Tyzzeria boae Lainson and Paperna, 1994

Synonyms: None.

Type host: Boa constrictor

Other hosts: None to date.

Type locality: SOUTH AMERICA: Brazil, Para.

Geographic distribution: SOUTH AMERICA: Brazil.

Description of oocyst: Oocyst shape: spheroidal to sub-shperoidal; number of walls: 1; wall thickness: not given; wall characteristics: colorless, extremely delicate; L x W: 19.0 x 18.0 (15-22 x 15-21.5); L/W ratio: 1.0 (1.0-1.1); M: absent; OR: present; OR characteristics: spheroidal mass of granules and globules, 15.5 x 14.8 (13.5-18.5 x 13.5-17.5); PG: absent. Distinctive features of oocyst: extremely thin wall so that it is “almost invisible” in mature oocysts and OR that measures nearly as wide as the oocyst.

Description of sporozoites: Sporozoite shape: banana-shaped and frequently become irregularly scattered in older oocysts; L x W: 11.0 x 1.8 (8.5-12.5 x 1-2); L/W ratio: not given; RB: 2, one lying anterior and the other posterior to the N; at their more pointed end, the tip of the SZ becomes optically dense (presumably due to the conoid and related organelles). Distinctive features of sporozoites: optically dense tips and 2 RBs.

Prevalence: 1/1 (100%).

Sporulation: Exogenous. Oocysts matured in 8 days when placed in 2% potassium dichromate at 24º C.

Prepatent and patent periods: Unknown.

Site of infection: Kidney. Merogony and gamogony occur on the lumen side of the host cell N, only in epithelial cells of the distal convoluted and collecting tubules.

Endogenous development: Two types of meronts were found in stained smears: larger meronts, up to 30 wide, with 50-100+ tear-shaped merozoites, ~5.0 x 1.75, and smaller meronts, 10-20 wide, with a small number of larger, more slender merozoites, ~12.5 x 2.5. Microgamonts had, (Development ... typical of other members of Eimeriidae, and measured (in tissue smears) 18.6 x 15.8 (12.5-30 x 12.5-20), with angular and densely staining N and comma-shaped microgametes, ~4.0 x 1.0. When microgametes were shed, a bulky residual body remained. Macrogamonts distinguished by delicately staining, pale blue cytoplasm and diffuse, pink N; mature forms, spheroidal to subspheroidal, measured 15-22 x 14-20, with cytoplasm containing numerous granules and diffuse chromatin mass with conspicuous karyosome. Fertilized macrogametes (zygote) compact, stained darkly with spheroidal, intensely staining...wall-forming bodies which appear in cytoplasm. Zygotes rupture into lumen of distal and collecting tubules from where they are expelled into ureters and carried to cloaca.

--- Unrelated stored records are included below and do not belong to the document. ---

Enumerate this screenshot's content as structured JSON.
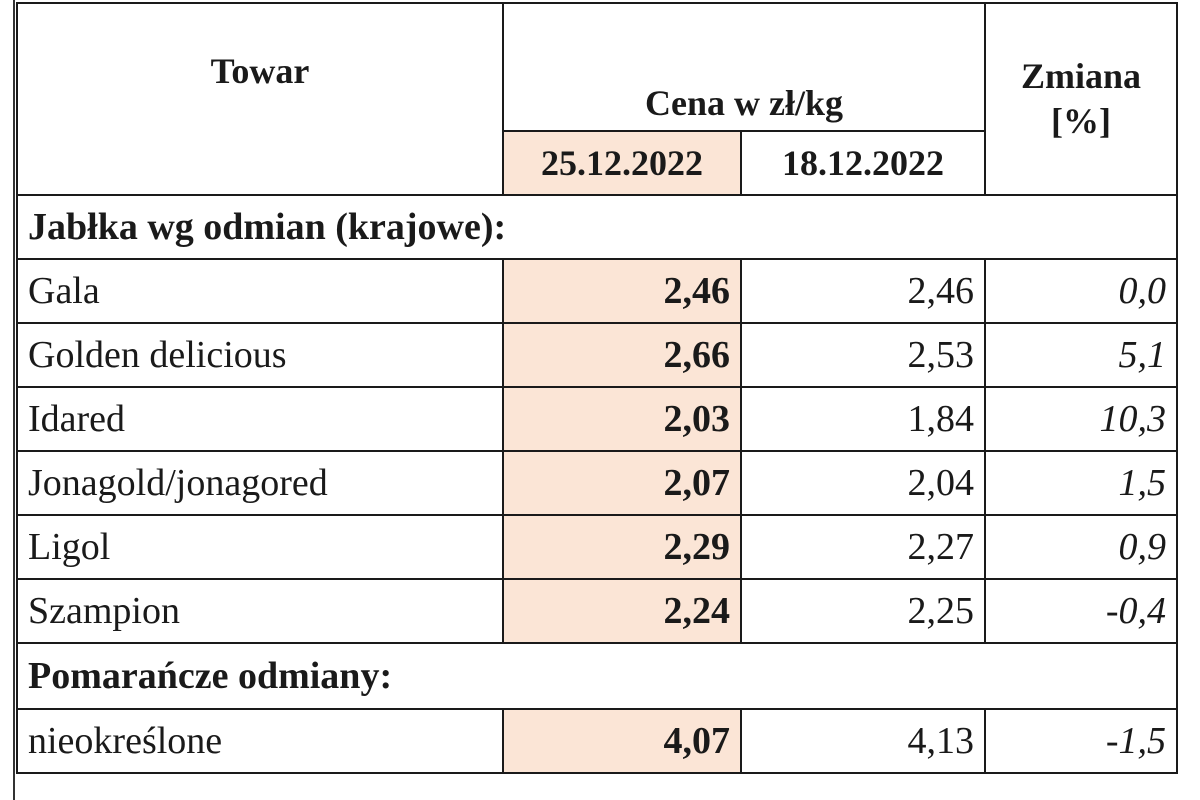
{
  "headers": {
    "towar": "Towar",
    "cena": "Cena w zł/kg",
    "zmiana_line1": "Zmiana",
    "zmiana_line2": "[%]",
    "date_current": "25.12.2022",
    "date_previous": "18.12.2022"
  },
  "sections": [
    {
      "title": "Jabłka wg odmian (krajowe):",
      "rows": [
        {
          "name": "Gala",
          "current": "2,46",
          "previous": "2,46",
          "change": "0,0"
        },
        {
          "name": "Golden delicious",
          "current": "2,66",
          "previous": "2,53",
          "change": "5,1"
        },
        {
          "name": "Idared",
          "current": "2,03",
          "previous": "1,84",
          "change": "10,3"
        },
        {
          "name": "Jonagold/jonagored",
          "current": "2,07",
          "previous": "2,04",
          "change": "1,5"
        },
        {
          "name": "Ligol",
          "current": "2,29",
          "previous": "2,27",
          "change": "0,9"
        },
        {
          "name": "Szampion",
          "current": "2,24",
          "previous": "2,25",
          "change": "-0,4"
        }
      ]
    },
    {
      "title": "Pomarańcze odmiany:",
      "rows": [
        {
          "name": "nieokreślone",
          "current": "4,07",
          "previous": "4,13",
          "change": "-1,5"
        }
      ]
    }
  ],
  "colors": {
    "highlight": "#fbe5d6",
    "border": "#1a1a1a"
  }
}
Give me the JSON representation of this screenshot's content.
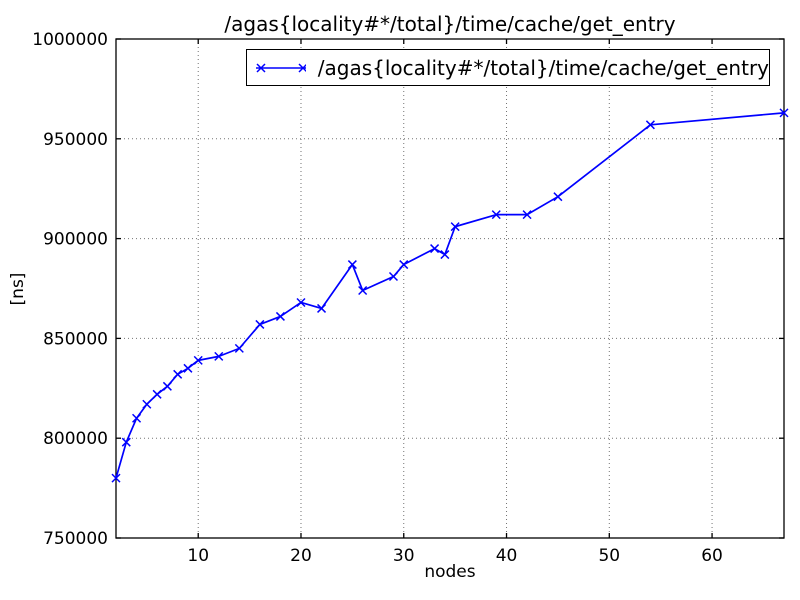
{
  "chart_data": {
    "type": "line",
    "title": "/agas{locality#*/total}/time/cache/get_entry",
    "xlabel": "nodes",
    "ylabel": "[ns]",
    "xlim": [
      2,
      67
    ],
    "ylim": [
      750000,
      1000000
    ],
    "xticks": [
      10,
      20,
      30,
      40,
      50,
      60
    ],
    "yticks": [
      750000,
      800000,
      850000,
      900000,
      950000,
      1000000
    ],
    "grid": true,
    "grid_style": "dotted",
    "background_color": "#ffffff",
    "frame_color": "#000000",
    "legend": {
      "label": "/agas{locality#*/total}/time/cache/get_entry",
      "position": "upper right",
      "marker": "x"
    },
    "series": [
      {
        "name": "/agas{locality#*/total}/time/cache/get_entry",
        "color": "#0000ff",
        "marker": "x",
        "x": [
          2,
          3,
          4,
          5,
          6,
          7,
          8,
          9,
          10,
          12,
          14,
          16,
          18,
          20,
          22,
          25,
          26,
          29,
          30,
          33,
          34,
          35,
          39,
          42,
          45,
          54,
          67
        ],
        "y": [
          780000,
          798000,
          810000,
          817000,
          822000,
          826000,
          832000,
          835000,
          839000,
          841000,
          845000,
          857000,
          861000,
          868000,
          865000,
          887000,
          874000,
          881000,
          887000,
          895000,
          892000,
          906000,
          912000,
          912000,
          921000,
          957000,
          963000
        ]
      }
    ]
  }
}
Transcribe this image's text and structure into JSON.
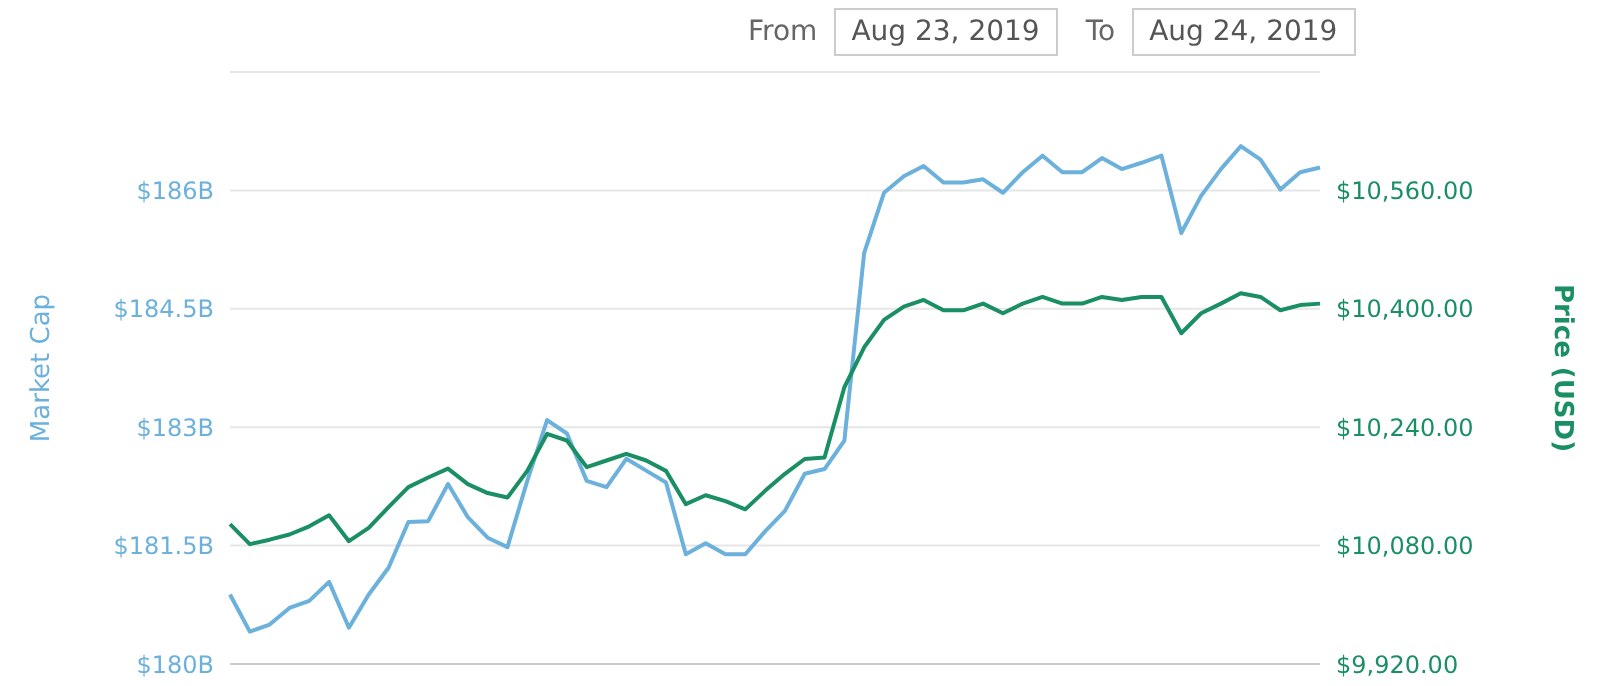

Pathology: Kidneys of the infected snake were considerably enlarged, compared to those of uninfected specimens of about the same age. Many sections of distal tubules showed every epithelial cell to be occupied by one or more parasite stages, (and it remains highly likely that kidney function was impaired.

Materials deposited: Oocysts in 10% formal-saline and histological sections and smears of the kidney are in the Department of Parasitology, Instituto Evandro Chagas, Belém, Pará, Brazil, No. Boa 01/11.01.93.

Remarks: This species is one of only two Tyzzeria known from Serpentes. A possible adelinid, Klossiella boae Zwart, 1964, was reported to infect the kidneys of Boa constrictor (Zwart, 1964). Oocysts of this genus contain many sporocysts which rupture from the thin-walled oocysts and are passed in the urates. However, the description and photographs by Zwart (1964) are not adequate enough to conclusively identify this organism as a member of the genus Klossiella, and the oocyst photographed along with the measurements given, 14-22 x 36-53, appears to actually represent a meront that may well be one of T. boae.